Bravo pour cette belle histoire. Cette actualité doit nous inspirer car c’est la première idee que j’avais eue en lisant la proposition d’écriture de Gaelle. Seulement je n’ai pas trouvé de trame pour le développer. C’est donc d’autant plus agréable de le lire quand on n’y est pas arrivé soi-même. Je suis d’accord avec Gaelle sur l’idée qu’on aimerait mieux connaitre cet amoureux. On pourrait aussi imaginer la joie de ce stylo de se trouver bientôt acteur de nombreuses lettres enflammées voire d’une lettre de rupture… La limitation de caractères vous a sûrement empêchée de détailler plus cette partie finale.
Merci Sécotine pour ton texte que je trouve vraiment très juste.
Merci beaucoup pour vos commentaires !
Quand j’ai envoyé ce texte à Gaëlle, je lui ai dit que je n’étais pas contente de moi.

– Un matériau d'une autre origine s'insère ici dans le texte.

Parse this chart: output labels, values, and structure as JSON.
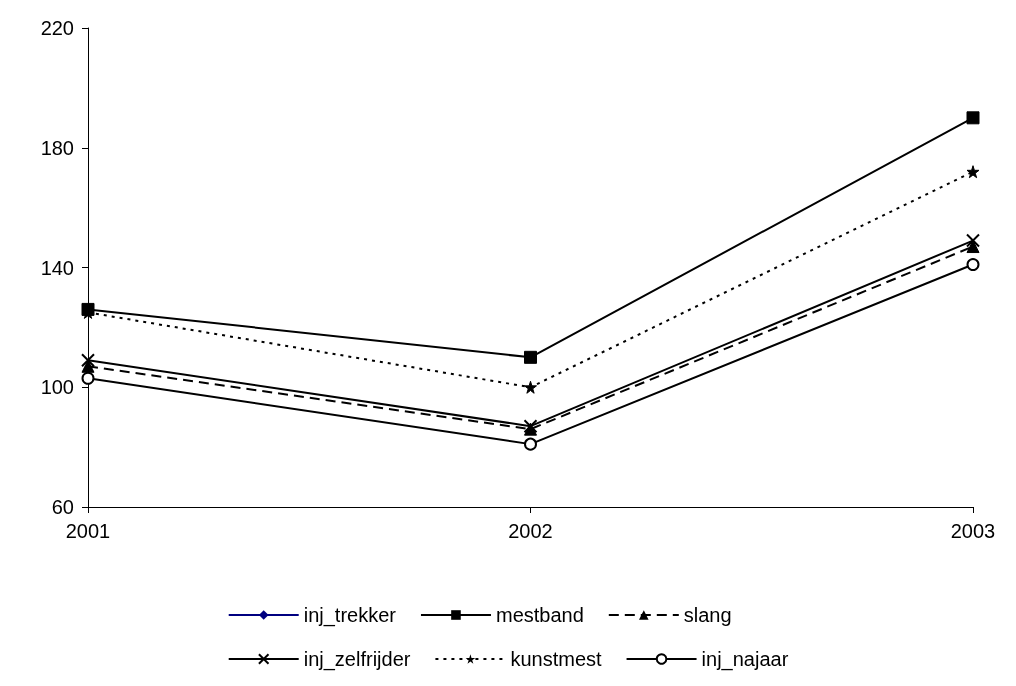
{
  "chart_data": {
    "type": "line",
    "categories": [
      "2001",
      "2002",
      "2003"
    ],
    "ylim": [
      60,
      220
    ],
    "yticks": [
      60,
      100,
      140,
      180,
      220
    ],
    "grid": false,
    "legend": "bottom",
    "series": [
      {
        "name": "inj_trekker",
        "color": "#000080",
        "marker": "diamond",
        "line_style": "solid",
        "values": [
          null,
          null,
          null
        ]
      },
      {
        "name": "mestband",
        "color": "#000000",
        "marker": "square",
        "line_style": "solid",
        "values": [
          126,
          110,
          190
        ]
      },
      {
        "name": "slang",
        "color": "#000000",
        "marker": "triangle",
        "line_style": "dashed",
        "values": [
          107,
          86,
          147
        ]
      },
      {
        "name": "inj_zelfrijder",
        "color": "#000000",
        "marker": "cross",
        "line_style": "solid",
        "values": [
          109,
          87,
          149
        ]
      },
      {
        "name": "kunstmest",
        "color": "#000000",
        "marker": "star",
        "line_style": "dotted",
        "values": [
          125,
          100,
          172
        ]
      },
      {
        "name": "inj_najaar",
        "color": "#000000",
        "marker": "circle",
        "line_style": "solid",
        "values": [
          103,
          81,
          141
        ]
      }
    ]
  }
}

La fin est effectivement bâclée : je l’ai écrite dans de mauvaises conditions, au mauvais moment, tout ça, je me cherche des excuses mais il n’en est pas moins vrai que c’est raté ! Pourtant j’avais très envie de rendre compte de ces moments où la liesse populaire construit les petites et les grandes histoires… Mais grâce à vos remarques, j’ai de quoi le retravailler, sans, cette fois-ci, me sentir bloquée par la limite du nombre de signes !

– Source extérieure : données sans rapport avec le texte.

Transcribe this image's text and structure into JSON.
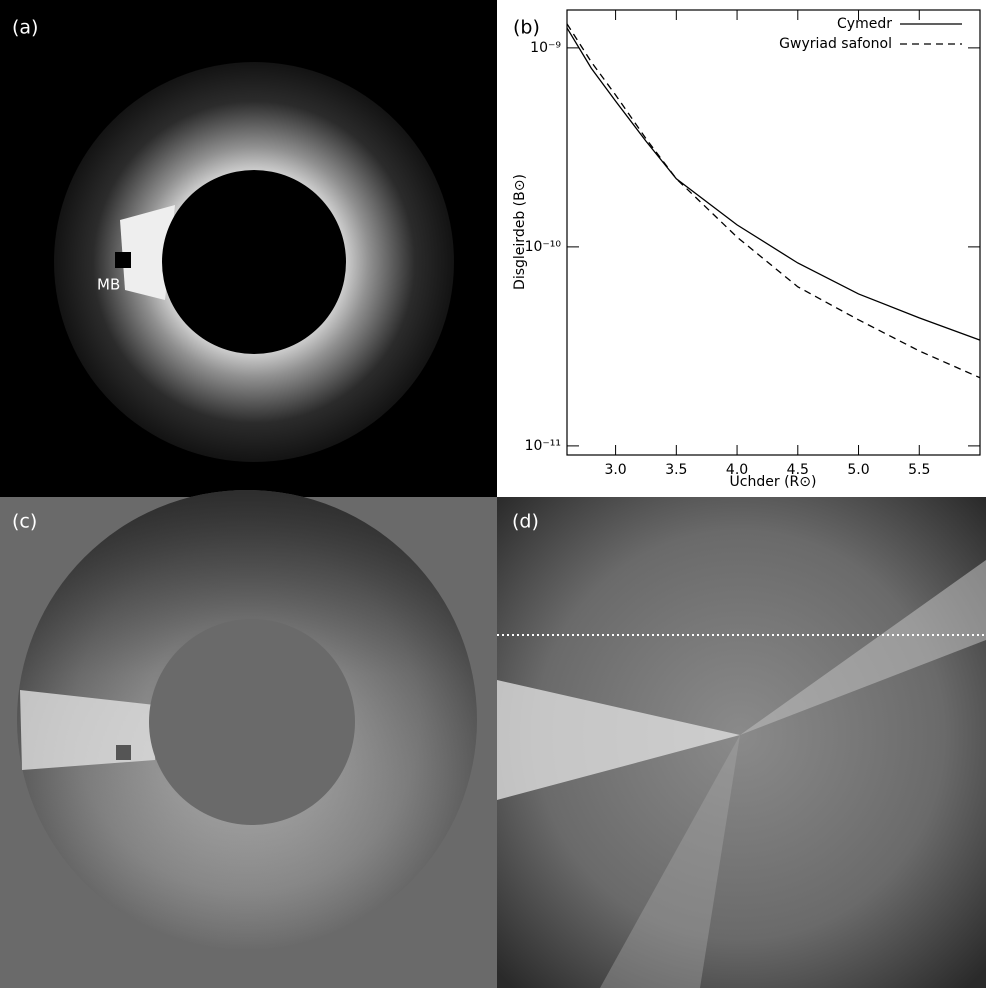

Je voulais retravailler ce petit texte dans la semaine pour vous en livrer une version « corrigée », mais je crois qu’il faut que ça fasse son chemin, et que je me détache du premier jet pour m’y remettre. Merci encore, en tout cas, pour vos retours !
T’es dure, c’est pas raté ! Une grande partie du texte est vraiment très bonne ! On suit avec plaisir ce crayon dans ses moments privilégiés avec Pauline (qu’il regarde avec tellement de bienveillance !) puis dans ce grand moment populaire et si important et si grave de janvier. Alors voilà ensuite on a l’eau à la bouche de la jolie histoire entre Pauline et Nathan et on veut en savoir plus. La version « corrigée » se fera, je l’espère, dans de bonnes conditions et je suis certaine qu’elle sera très chouette ! 🙂
Je rejoins Pilly, non, ce n’est pas raté! Il faut effectivement retravailler la fin, mais il y a beaucoup de choses déjà en place et bien calées dans les 2/3 du début du texte. Et ce sujet est difficile (jamais simple de traiter de sujet « brûlants »), ce qui aboutit à dire que tu t’en sors finalement pas si mal 😉 . Laisse reposer, oui, si tu en as besoin, et puis la fin émergera lorsque tu le retravailleras.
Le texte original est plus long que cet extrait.